You know who else thinks it stands for Federal Drug Agency? KIDS IN MIDDLE SCHOOL.
Okay, they seriously want us to update our voicemail outgoing message with the date EVERY DAY? Seriously? This is coming down from the company president, but I can barely remember to fill in my weekly timesheet. That's *so* not happening.
OMG.
Office of Mutilated Grammar?
You know who else thinks it stands for Federal Drug Agency? KIDS IN MIDDLE SCHOOL.
This is a horribly written article. I hate when we get shit like this. If it weren't about a new drug, I'm sure we would have rejected it. In the abstract she says she used one set of search terms in MEDLINE, but in the article itself, she lists a whole other set of search terms she says she used.

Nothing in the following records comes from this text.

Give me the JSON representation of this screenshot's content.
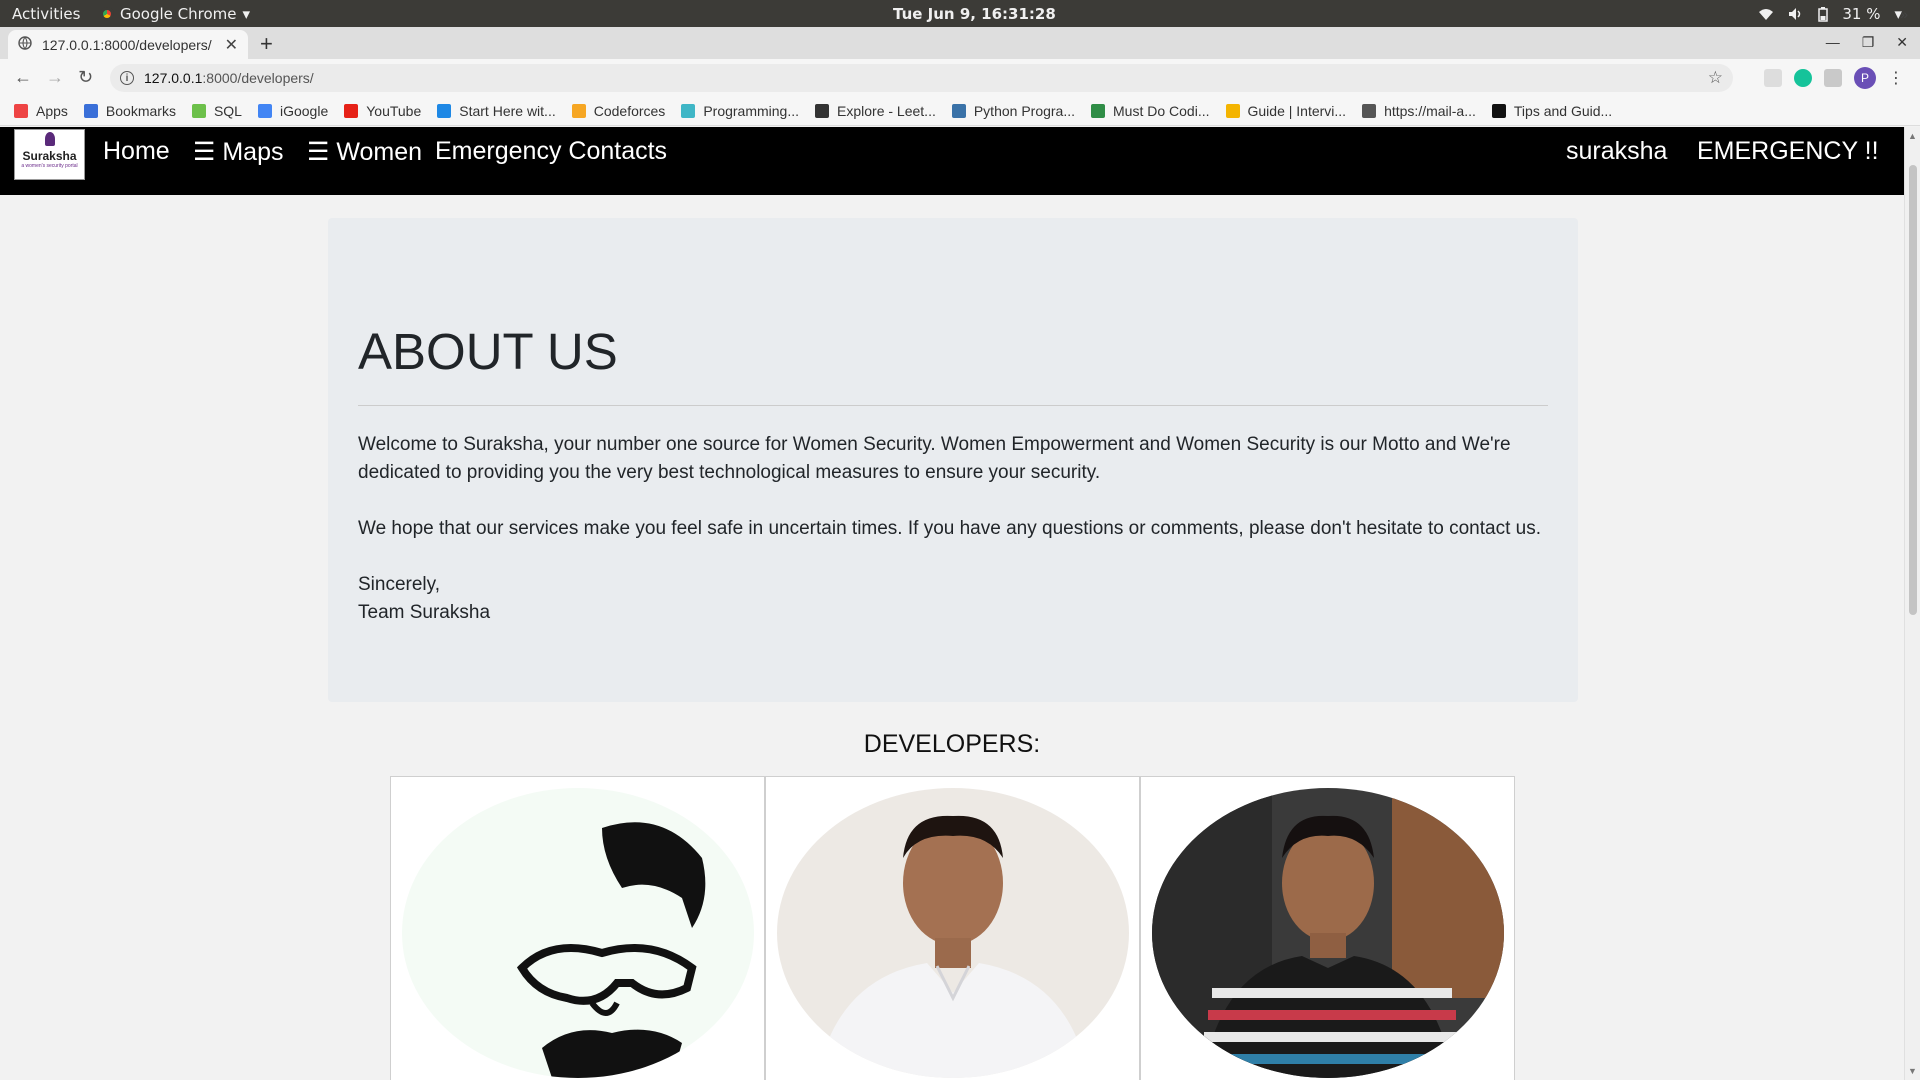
{
  "os": {
    "activities": "Activities",
    "app_name": "Google Chrome",
    "clock": "Tue Jun  9, 16:31:28",
    "battery": "31 %"
  },
  "browser": {
    "tab_title": "127.0.0.1:8000/developers/",
    "url_host": "127.0.0.1",
    "url_rest": ":8000/developers/",
    "profile_initial": "P",
    "bookmarks": [
      {
        "label": "Apps",
        "icon": "apps-grid-icon",
        "color": "#e44"
      },
      {
        "label": "Bookmarks",
        "icon": "star-icon",
        "color": "#3a6fd8"
      },
      {
        "label": "SQL",
        "icon": "sql-icon",
        "color": "#6cc04a"
      },
      {
        "label": "iGoogle",
        "icon": "google-icon",
        "color": "#4285f4"
      },
      {
        "label": "YouTube",
        "icon": "youtube-icon",
        "color": "#e62117"
      },
      {
        "label": "Start Here wit...",
        "icon": "start-here-icon",
        "color": "#1e88e5"
      },
      {
        "label": "Codeforces",
        "icon": "codeforces-icon",
        "color": "#f6a623"
      },
      {
        "label": "Programming...",
        "icon": "programming-icon",
        "color": "#3fb6c6"
      },
      {
        "label": "Explore - Leet...",
        "icon": "leetcode-icon",
        "color": "#333333"
      },
      {
        "label": "Python Progra...",
        "icon": "python-icon",
        "color": "#3a72a8"
      },
      {
        "label": "Must Do Codi...",
        "icon": "gfg-icon",
        "color": "#2f8d46"
      },
      {
        "label": "Guide | Intervi...",
        "icon": "guide-icon",
        "color": "#f4b400"
      },
      {
        "label": "https://mail-a...",
        "icon": "globe-icon",
        "color": "#555555"
      },
      {
        "label": "Tips and Guid...",
        "icon": "tips-icon",
        "color": "#111111"
      }
    ]
  },
  "site": {
    "logo_text": "Suraksha",
    "logo_tagline": "a women's security portal",
    "nav": {
      "home": "Home",
      "maps": "☰ Maps",
      "women": "☰ Women",
      "emergency_contacts": "Emergency Contacts",
      "user": "suraksha",
      "emergency": "EMERGENCY !!"
    }
  },
  "about": {
    "heading": "ABOUT US",
    "para1": "Welcome to Suraksha, your number one source for Women Security. Women Empowerment and Women Security is our Motto and We're dedicated to providing you the very best technological measures to ensure your security.",
    "para2": "We hope that our services make you feel safe in uncertain times. If you have any questions or comments, please don't hesitate to contact us.",
    "sign_line1": "Sincerely,",
    "sign_line2": "Team Suraksha"
  },
  "developers": {
    "heading": "DEVELOPERS:"
  }
}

Way to go, lady. I really trust your research.
Why was this not routed through the technical editor?
Because the technical editors keep getting laid off due to budget cuts?
t sorry, not closing the bitter tag any time soon
What if male superheroes were posed like Wonder Woman? [link]
Bless that artist, and bless you for linking it. It's the perfect rebuttal to the "but male superheroes have stylized bodies, tooo!" whine.
Ugh. I really cannot focus on this document with the noises around me. I wonder if I can go home and work there?
As well as everything else, I have to pull the "solutioning" out of the requirements. And that's going to require juggling.
pertinent to today's discussion:
captchas to keep idiots out of comment threads -
[link]
Good one, Frank.
I sort of feel like I melted down some in the thread today. But it used to be worse, although I've never been a slammer.
When I worked for the Florida Dental Association sometimes we'd get calls for the Food and Drug Administration which often led to some confusing and interesting conversations.